WWith the Omicron virus still being widely circulated around the globe, and home COVID-19 tests becoming more popular, many people test positive for SARS-2. That’s leaving them wondering if there is anything they can do to cut down the number of their sick days, and, more importantly, to reduce the chance of getting severely ill. Here’s a breakdown of which treatments are available, who should use them, and when.
Who can get drug treatment for COVID-19?
For now, COVID-19 therapies aren’t meant for the vast majority of people who might test positive. They’re targeted to people with underlying health conditions, who might not have as strong an immune response to the vaccines, or the elderly, all of whom are more vulnerable to getting serious enough symptoms that they might need hospitalization. To determine if the benefits and risks of these treatments are safe and effective, researchers have been studying them.
Are there any drug therapies available for COVID-19 treatment?
There are two main types of drug-based COVID-19 treatments: antivirals or monoclonal antibodies.
Monoclonal antibodyThese compounds mimic immune cells infected by SARS-CoV-2. Because there are enough monoclonal antivirals, the virus will bind to them instead of healthy cells. It can greatly decrease the number of infected healthy cells. They also become factories that produce more virus.
The FDA currently approves four of these therapies:
- Cligavimab, Tixagevimab
- Bamlanivimab & etesevimab
- Imdevimab, Casirivimab
The Omicron variant can only be protected by the initial therapy.
Antivirals work by interrupting the virus from using a healthy cell’s machinery to copy its genetic material and reproduce. The first COVID-19 antibiotic, remdesivir was approved by the U.S. Food and Drug Administration in October 2020. This medication had been authorized for emergency purposes by Gilead in May 2020. It’s an IV drug that can only be administered at hospitals or infusion clinics.
The FDA approved Paxlovid from Pfizer in December 2021 as the first antiviral medication. Paxlovid actually contains two drugs. One blocks SARS-CoV-2 replication and the other prevents the body’s breakdown of the previous drug too fast. Paxlovid should be used by people who are at risk for developing severe COVID-19, or other life-threatening conditions. The treatment involves three tablets taken twice daily for five days.
One day after issuing authorization for Paxlovid the FDA authorized the Merck second COVID-19-antiviral pill, molnupiravir. This works by making genetic mistakes during the viral copying process. Like Paxlovid and molnupiravir, it is intended for those who are at risk of developing severe COVID-19. The latter requires taking four capsules two times a day for five days.
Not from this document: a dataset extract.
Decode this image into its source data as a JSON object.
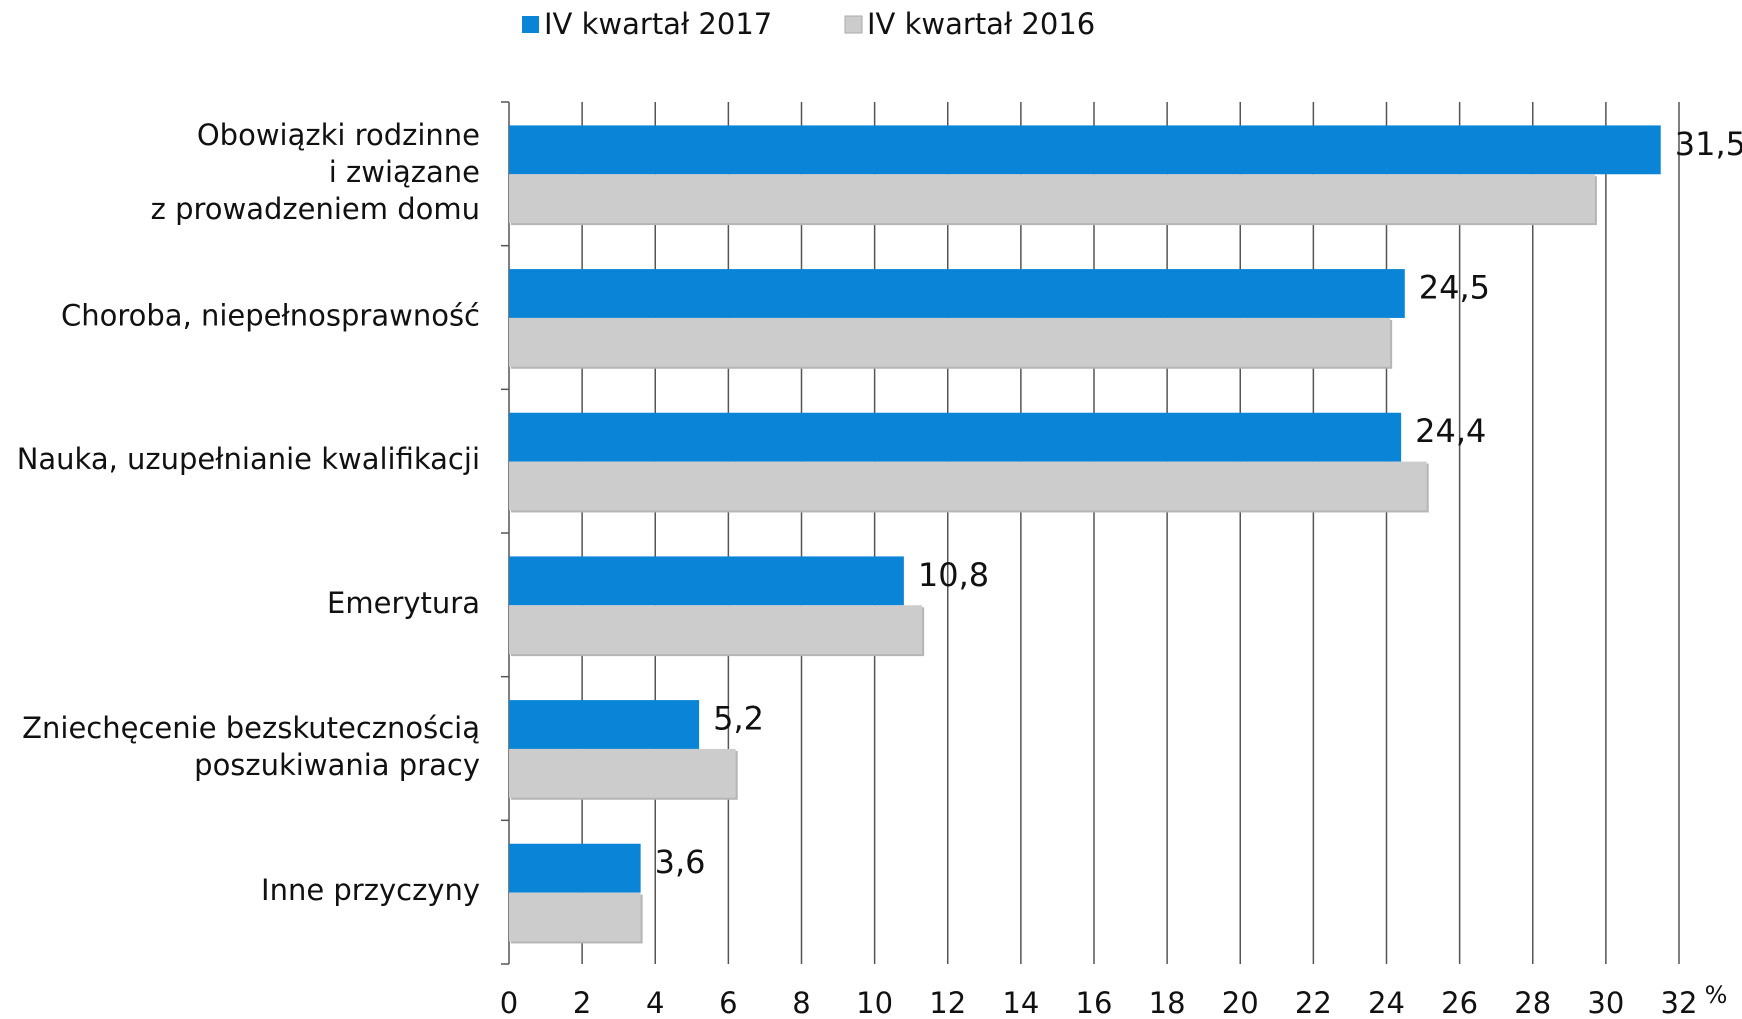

What are the effectiveness of antibody treatment?
Research to date suggests that monoclonal antibodies can reduce the risk of hospitalization and death by up to 80% compared to people who don’t take the drugs.
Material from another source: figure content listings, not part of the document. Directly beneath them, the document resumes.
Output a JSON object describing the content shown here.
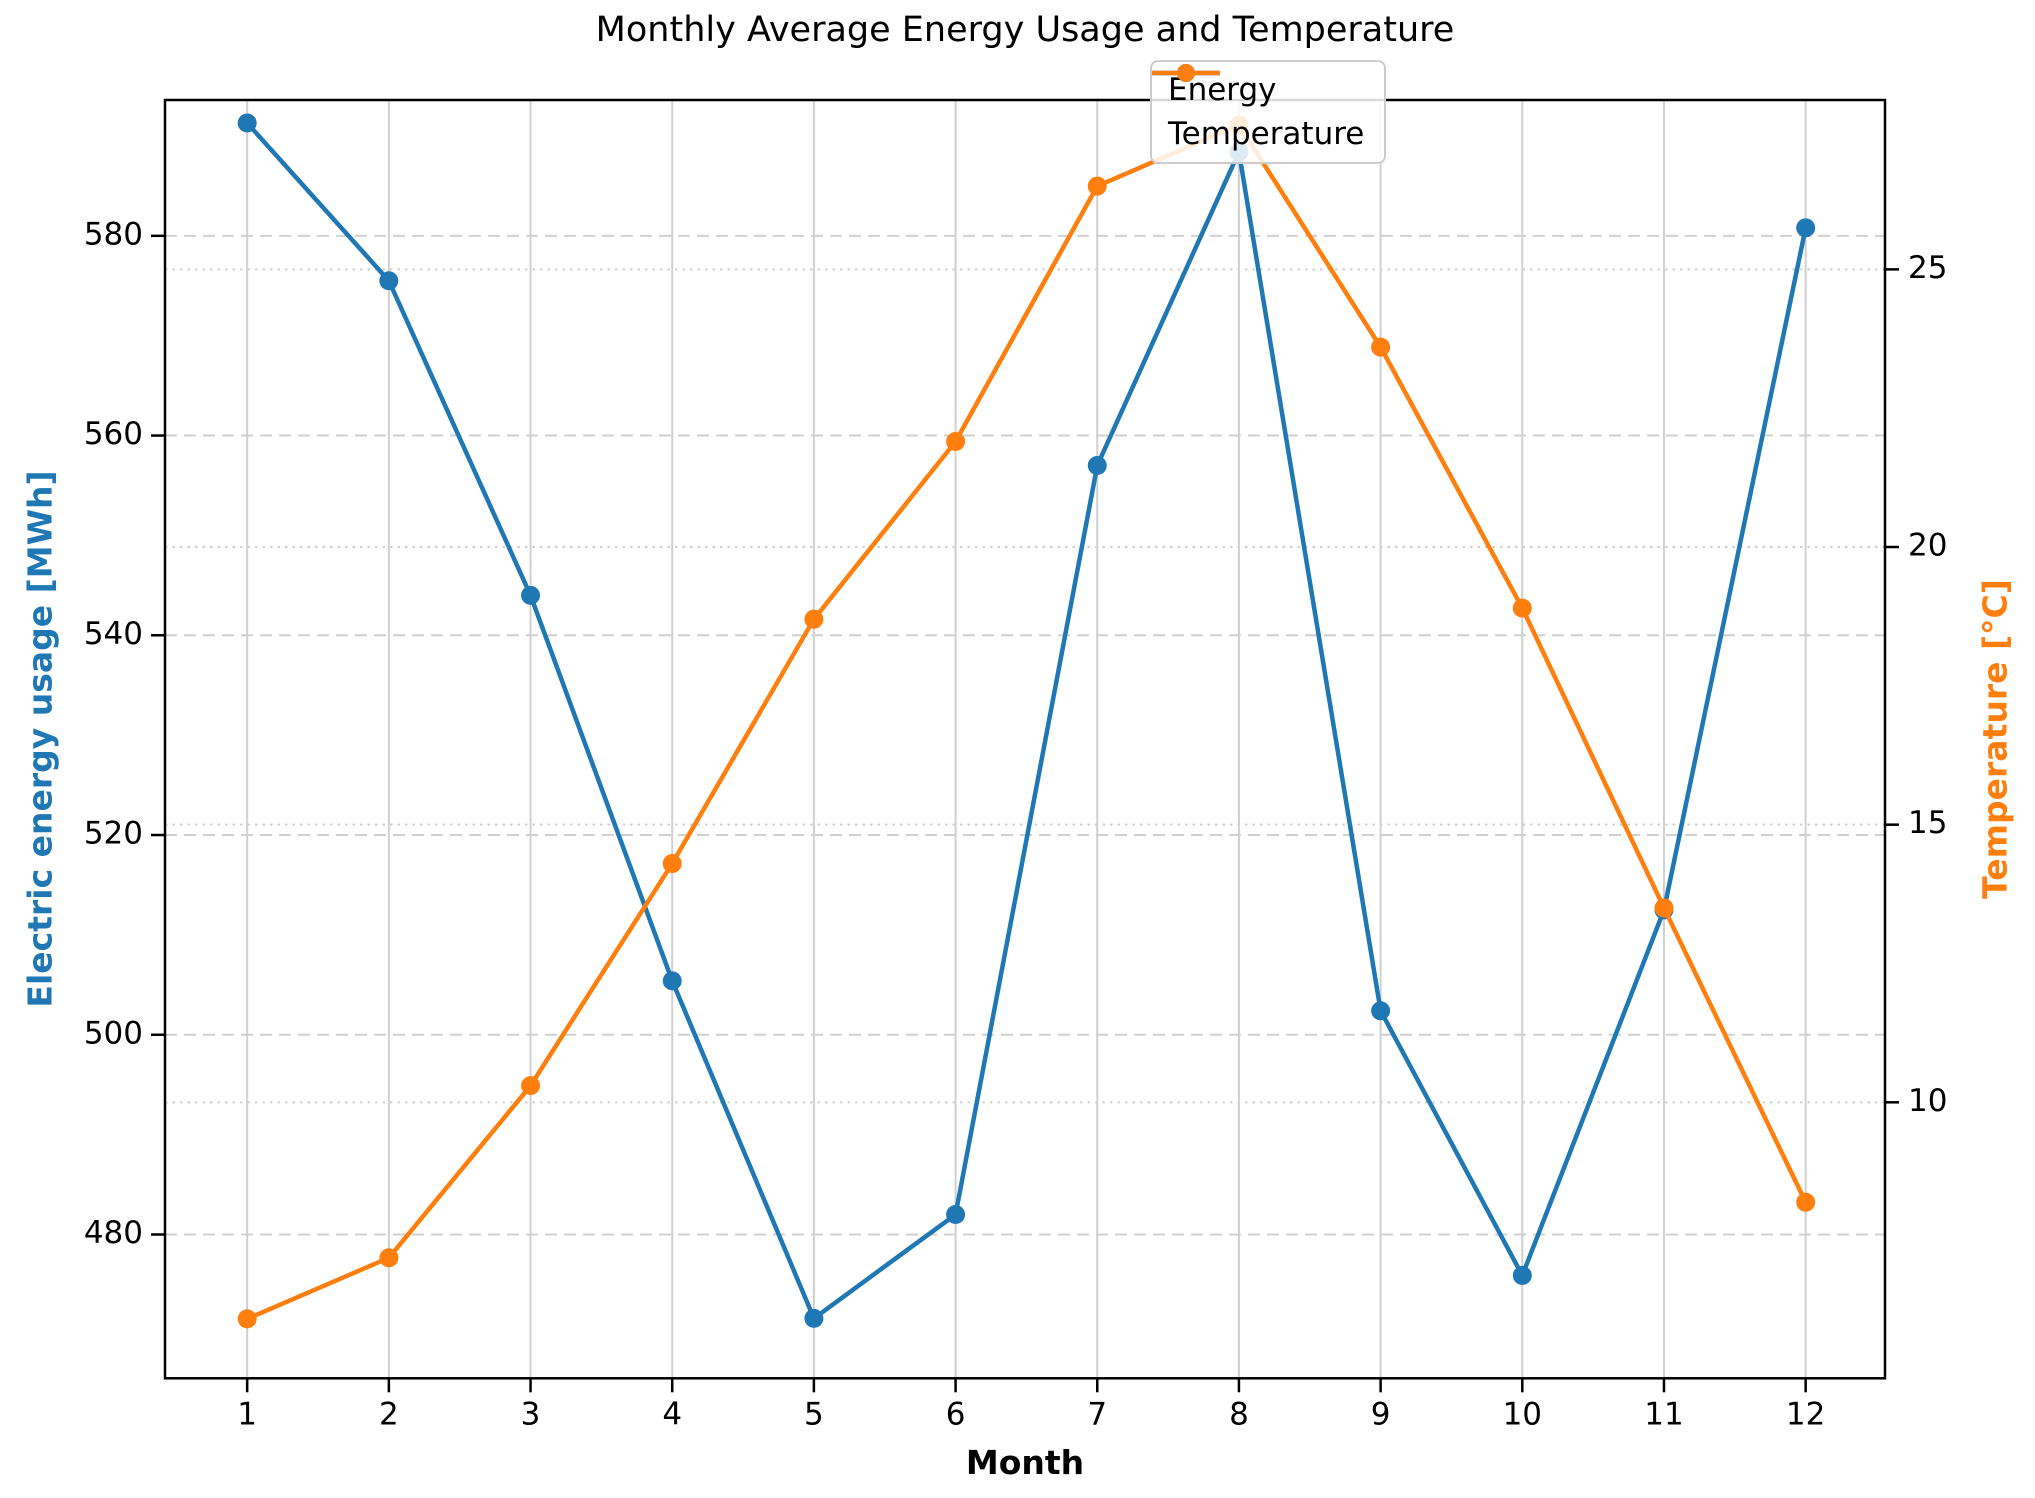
{
  "chart_data": {
    "type": "line",
    "title": "Monthly Average Energy Usage and Temperature",
    "xlabel": "Month",
    "ylabel_left": "Electric energy usage [MWh]",
    "ylabel_right": "Temperature [°C]",
    "x": [
      1,
      2,
      3,
      4,
      5,
      6,
      7,
      8,
      9,
      10,
      11,
      12
    ],
    "series": [
      {
        "name": "Energy",
        "axis": "left",
        "color": "#1f77b4",
        "marker": "circle",
        "values": [
          591.3,
          575.5,
          544.0,
          505.4,
          471.6,
          482.0,
          557.0,
          588.4,
          502.4,
          475.9,
          512.5,
          580.8
        ]
      },
      {
        "name": "Temperature",
        "axis": "right",
        "color": "#ff7f0e",
        "marker": "circle",
        "values": [
          6.1,
          7.2,
          10.3,
          14.3,
          18.7,
          21.9,
          26.5,
          27.6,
          23.6,
          18.9,
          13.5,
          8.2
        ]
      }
    ],
    "axes": {
      "x": {
        "ticks": [
          1,
          2,
          3,
          4,
          5,
          6,
          7,
          8,
          9,
          10,
          11,
          12
        ],
        "lim": [
          0.42,
          12.56
        ]
      },
      "left": {
        "ticks": [
          480,
          500,
          520,
          540,
          560,
          580
        ],
        "lim": [
          465.6,
          593.6
        ]
      },
      "right": {
        "ticks": [
          10,
          15,
          20,
          25
        ],
        "lim": [
          5.03,
          28.05
        ]
      }
    },
    "legend": {
      "position": "upper right",
      "entries": [
        "Energy",
        "Temperature"
      ]
    },
    "grid": {
      "vertical": "solid",
      "left_ticks": "dashed",
      "right_ticks": "dotted",
      "color": "#d0d0d0"
    },
    "spine_color": "#000000"
  }
}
These therapies have the problem that SARS-CoV-2 could easily evolve around them. The FDA has authorized four such therapies, but three of them aren’t effective in protecting against the Omicron variant. According to the National Institutes of Health, doctors should only recommend Evusheld by AstraZeneca. It is a mixture of cilgavimab (tixagevimab) and cilgavimab (given in two injections). According to a new study, published April 20, in the journal The. New England Journal of Medicine, researchers led by a team at AstraZeneca found that the company’s two-drug combination reduced the risk of COVID-19 symptoms in vulnerable people by nearly 77% compared to those receiving a placebo.
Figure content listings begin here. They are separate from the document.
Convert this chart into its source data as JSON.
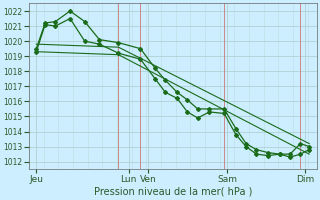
{
  "title": "",
  "xlabel": "Pression niveau de la mer( hPa )",
  "bg_color": "#cceeff",
  "grid_color": "#aacccc",
  "grid_color_minor": "#bbdddd",
  "line_color": "#1a6b1a",
  "vline_color": "#cc8888",
  "ylim": [
    1011.5,
    1022.5
  ],
  "yticks": [
    1012,
    1013,
    1014,
    1015,
    1016,
    1017,
    1018,
    1019,
    1020,
    1021,
    1022
  ],
  "xlim": [
    -0.3,
    19.3
  ],
  "xtick_labels": [
    "Jeu",
    "Lun",
    "Ven",
    "Sam",
    "Dim"
  ],
  "xtick_positions": [
    0.2,
    6.5,
    7.8,
    13.2,
    18.5
  ],
  "vlines": [
    5.8,
    7.3,
    13.0,
    18.2
  ],
  "line1_x": [
    0.2,
    0.8,
    1.5,
    2.5,
    3.5,
    4.5,
    5.8,
    7.3,
    8.3,
    9.0,
    9.8,
    10.5,
    11.2,
    12.0,
    13.0,
    13.8,
    14.5,
    15.2,
    16.0,
    16.8,
    17.5,
    18.2,
    18.8
  ],
  "line1_y": [
    1019.3,
    1021.1,
    1021.0,
    1021.5,
    1020.0,
    1019.8,
    1019.2,
    1018.8,
    1017.5,
    1016.6,
    1016.2,
    1015.3,
    1014.9,
    1015.3,
    1015.2,
    1013.8,
    1013.0,
    1012.5,
    1012.4,
    1012.5,
    1012.3,
    1012.5,
    1012.8
  ],
  "line2_x": [
    0.2,
    0.8,
    1.5,
    2.5,
    3.5,
    4.5,
    5.8,
    7.3,
    8.3,
    9.0,
    9.8,
    10.5,
    11.2,
    12.0,
    13.0,
    13.8,
    14.5,
    15.2,
    16.0,
    16.8,
    17.5,
    18.2,
    18.8
  ],
  "line2_y": [
    1019.5,
    1021.2,
    1021.3,
    1022.0,
    1021.3,
    1020.1,
    1019.9,
    1019.5,
    1018.2,
    1017.4,
    1016.6,
    1016.1,
    1015.5,
    1015.5,
    1015.5,
    1014.2,
    1013.2,
    1012.8,
    1012.6,
    1012.5,
    1012.5,
    1013.2,
    1013.0
  ],
  "line3_x": [
    0.2,
    5.8,
    18.8
  ],
  "line3_y": [
    1019.3,
    1019.1,
    1012.5
  ],
  "line4_x": [
    0.2,
    5.8,
    18.8
  ],
  "line4_y": [
    1019.8,
    1019.6,
    1013.2
  ],
  "ylabel_fontsize": 5.5,
  "xlabel_fontsize": 7,
  "ytick_fontsize": 5.5,
  "xtick_fontsize": 6.5
}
What are the effectiveness of antiviral treatment?
Paxlovid is also an effective antiviral. Studies show that it can decrease the likelihood of being hospitalized by up to 90% for those most susceptible to infection. Molnupiravir can reduce the likelihood of hospitalizations or death but is less effective when taken within days of symptoms appearing. It’s more efficient if the drug is used sooner in the course, as it has the potential to lower the risk by up to 30% to 50%.
These treatments should be used when appropriate
Because of the way monoclonal antibodies and antivirals work, both need to be taken very close to when a person is infected, preferably even before they experience symptoms—and ideally less than five days after diagnosis or symptoms appear. It is important to get the drug in your body as soon as possible. The more effective they are at overcoming the SARS CoV-2 virus, the less chance it has of taking over your immune system.
The drugs may not be needed for those who aren’t sick enough to require them. However, for those who do get sick, but not immediately after infection, hitting that sweet spot of starting one of these therapies at the right time might be more difficult, since they all require a doctor’s prescription. The Biden Administration’s Test-to-Treat program is meant to streamline access to the drugs, but it hasn’t proven all that effective.
And that’s all just for those most vulnerable to developing severe COVID-19. Most people are capable of recovering from the infection with minimal adverse side effects. However, further research is needed to determine how effective and safe antiviral treatment are.
Those ongoing studies are also looking at Long COVID symptoms, to determine whether longer-lasting effects of even mild disease could have negative effects on people’s health. If that’s the case, that would make a stronger argument for expanding the population that can be treated with COVID-19 therapies.